CHADWICK: Boy, that is really tough. How soon might the strike come, do you know? And doesn't Delphi now supply every major automaker, not just GM?
Ms. VIGELAND: Well, a strike wouldn't come until after a judge makes a decision, and that could be several months from now. And yes, GM is Delphi's biggest buyer. Ford is a customer; Nissan is a customer; everybody is a customer in the auto industry. I spoke with Harley Shaiken, who teaches labor law at Berkeley, and he says the potential repercussions here are huge.
Professor HARLEY SHAIKEN (Berkeley): A strike could liquidate Delphi and cripple General Motors.
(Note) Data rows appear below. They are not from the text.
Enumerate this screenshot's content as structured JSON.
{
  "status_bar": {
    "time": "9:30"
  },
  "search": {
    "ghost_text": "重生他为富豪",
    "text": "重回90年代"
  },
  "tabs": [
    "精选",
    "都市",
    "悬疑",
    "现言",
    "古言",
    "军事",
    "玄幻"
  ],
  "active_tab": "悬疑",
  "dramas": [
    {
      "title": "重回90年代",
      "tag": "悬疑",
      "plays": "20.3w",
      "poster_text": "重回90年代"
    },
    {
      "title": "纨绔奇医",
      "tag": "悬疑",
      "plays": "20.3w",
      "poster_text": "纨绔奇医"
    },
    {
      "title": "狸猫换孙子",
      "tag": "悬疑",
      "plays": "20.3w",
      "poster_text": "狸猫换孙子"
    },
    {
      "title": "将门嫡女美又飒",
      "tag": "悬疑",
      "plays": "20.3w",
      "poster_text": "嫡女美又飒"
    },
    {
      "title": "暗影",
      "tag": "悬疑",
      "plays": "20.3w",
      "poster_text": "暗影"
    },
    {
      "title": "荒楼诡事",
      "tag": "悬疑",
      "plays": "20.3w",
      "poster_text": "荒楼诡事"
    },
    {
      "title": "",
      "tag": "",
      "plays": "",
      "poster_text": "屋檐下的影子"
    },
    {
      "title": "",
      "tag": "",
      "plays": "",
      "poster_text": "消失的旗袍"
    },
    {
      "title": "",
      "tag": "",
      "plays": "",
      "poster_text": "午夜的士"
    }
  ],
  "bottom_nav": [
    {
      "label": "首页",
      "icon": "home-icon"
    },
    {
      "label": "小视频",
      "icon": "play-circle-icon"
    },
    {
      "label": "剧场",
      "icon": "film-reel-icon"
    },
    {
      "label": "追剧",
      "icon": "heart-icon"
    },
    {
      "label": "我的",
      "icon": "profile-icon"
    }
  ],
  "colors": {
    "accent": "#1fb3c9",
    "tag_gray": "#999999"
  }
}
The UAW, my sense is, does not want the strike, but it's prepared to strike if it feels the company is playing hardball, because it's not just tearing up the contract for Delphi workers; it would be setting a new standard for all auto parts workers today and likely for unionized auto workers at the Detroit Three in 2007.
Ms. VIGELAND: And most analysts are predicting that any UAW strike would be just the last straw for GM and push it into bankruptcy as well.
CHADWICK: Haven't we seen a lot of cases the last couple of years, companies going to bankruptcy judges to have labor contracts torn up?
Ms. VIGELAND: Yeah, absolutely. Last year was really the year for that in the airline industry, and judges have been saying yes to these requests. This year, it's the auto industry. Tower Automotive did it back in February; now Delphi. But Shaiken says that this is going to be a different situation than the airlines because you're talking about tearing up a contract with the UAW, a far more powerful union than the individual flight attendants or mechanics unions at each airline. And of course the UAW has slammed Delphi for even considering this move, but they say they will continue negotiating.
And we'll have much more on this later today on Marketplace.
CHADWICK: Thank you, Tess. Tess Vigeland of public radio's daily business show, Marketplace, from American Public Media.